Rz. 8
Die zum Schadenersatz verpflichtende Handlung – die Pflichtverletzung gegenüber dem Träger der Grundsicherung – liegt in dem nicht, nicht richtig oder nicht vollständigen Ausfüllen der Einkommensbescheinigung oder der nicht, nicht richtigen oder nicht vollständigen Erteilung der Auskunft nach § 57 oder § 60. § 60 Nr. 2 ermächtigt die Jobcenter nach ihrem Sinn und Zweck grundsätzlich aber nicht dazu, von einem Partner des Leistungsberechtigten Auskunft mit Blick auf einen möglichen Schadensersatzanspruch zu verlangen (LSG Berlin-Brandenburg, Urteil v. 9.12.2022, L 229 AS 2166/17). Eine Einkommensbescheidung ist nicht vollständig ausgefüllt, wenn Angaben unterblieben sind, die nach § 58 erforderlich sind (Heitmann, in: Münder/Geiger/Lenze, SGB II, § 62 Rz. 5). Wird die Einkommensbescheinigung zu spät erstellt, kommt ein Schadenersatzanspruch nach § 62 Nr. 1 trotz des Fehlens der Formulierung "nicht rechtzeitig" in Betracht, wenn die Behörde eine angemessene Frist gesetzt hat (Heitmann, in: Münder/Geiger/Lenze, SGB II, § 62 Rz. 6; Blüggel, in: Luik/Harich, SGB II, § 62 Rz. 6, wonach die verspätete Erfüllung eine besondere Form der Nichterfüllung ist; ebenso: Mushoff, in: BeckOK, SGB II, § 62 Rz. 5).
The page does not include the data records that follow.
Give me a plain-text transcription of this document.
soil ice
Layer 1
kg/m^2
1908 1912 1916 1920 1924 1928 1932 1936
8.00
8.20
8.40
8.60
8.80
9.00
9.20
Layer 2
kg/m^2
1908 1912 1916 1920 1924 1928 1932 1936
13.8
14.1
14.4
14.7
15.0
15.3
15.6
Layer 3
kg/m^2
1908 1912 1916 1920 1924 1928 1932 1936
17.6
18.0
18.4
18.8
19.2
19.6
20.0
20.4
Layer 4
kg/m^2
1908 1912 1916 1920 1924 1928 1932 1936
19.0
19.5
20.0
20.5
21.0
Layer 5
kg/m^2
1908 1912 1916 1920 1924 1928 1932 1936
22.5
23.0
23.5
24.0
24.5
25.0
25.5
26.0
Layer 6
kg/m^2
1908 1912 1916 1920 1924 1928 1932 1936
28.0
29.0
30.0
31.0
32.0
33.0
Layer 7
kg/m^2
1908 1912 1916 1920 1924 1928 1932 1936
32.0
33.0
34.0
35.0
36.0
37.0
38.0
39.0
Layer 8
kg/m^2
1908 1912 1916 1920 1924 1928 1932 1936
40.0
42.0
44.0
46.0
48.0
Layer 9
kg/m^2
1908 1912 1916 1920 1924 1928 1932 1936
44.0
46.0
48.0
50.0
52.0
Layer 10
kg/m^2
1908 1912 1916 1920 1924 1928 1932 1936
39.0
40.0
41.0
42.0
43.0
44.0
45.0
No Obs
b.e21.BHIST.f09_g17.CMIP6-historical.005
Allerdings dürfte eine verspätete Erteilung der Auskunft nach Nr. 1 nur dann einen Schadenersatz begründen können, wenn der Grundsicherungsträger eine angemessene Frist für die Auskunft gesetzt hat und die gesetzte Frist vom Arbeitgeber nicht eingehalten wurde.
Rz. 9
Unproblematisch ist in der Praxis die vollständige Nichterfüllung oder die unvollständige Erfüllung der Bescheinigungs- oder Auskunftspflicht, jedenfalls soweit schriftliche Angaben auf Formularvordrucken verlangt werden. Unvollständig ist die Bescheinigung dann, wenn die in § 58 geforderten Angaben teilweise fehlen, die zur Ermittlung der Leistung erforderlich sind. Soweit in einem Formular Antworten erbeten werden, die vom Gesetz nicht gefordert sind bzw. die keine Relevanz für die Leistungsgewährung haben, führt eine unterlassene oder unrichtige Beantwortung dieser Fragen nicht zu einer Schadenersatzpflicht. Schwierig zu beurteilen kann hingegen die Frage des unrichtigen Ausfüllens sein. Unrichtig ausgefüllt ist eine Einkommensbescheinigung nur dann, wenn auf eine eindeutige Frage eine falsche Antwort gegeben wird. Werden zusätzliche Angaben getätigt oder werden zusätzlich Rubriken auf einem Formular falsch ausgefüllt, die andere, im konkreten Einzelfall nicht zutreffende Fallgestaltungen betreffen, liegt keine Pflichtverletzung vor (vgl. BSG, Urteil v. 30.11.1990, 11 RAr 11/89). Eine rechtliche Wertung darf in der Einkommensbescheinigung nach § 57 oder der zu erteilenden Auskunft nach § 57 nicht verlangt werden (Blüggel, in: Luik/Harich, SGB II, § 62 Rz. 12). Die Rechtslage entspricht derjenigen zu § 312 SGB III (vgl.BSG, Urteil v. 11.1.1989, 7 RAr 88/87). Selbst eine unrichtige Rechtsanwendung kann keinen Schadenersatzanspruch begründen, da nur die Angabe von Tatsachen erforderlich ist (vgl. BSG, Urteil v. 28.6.1991, 11 RAr 117/90).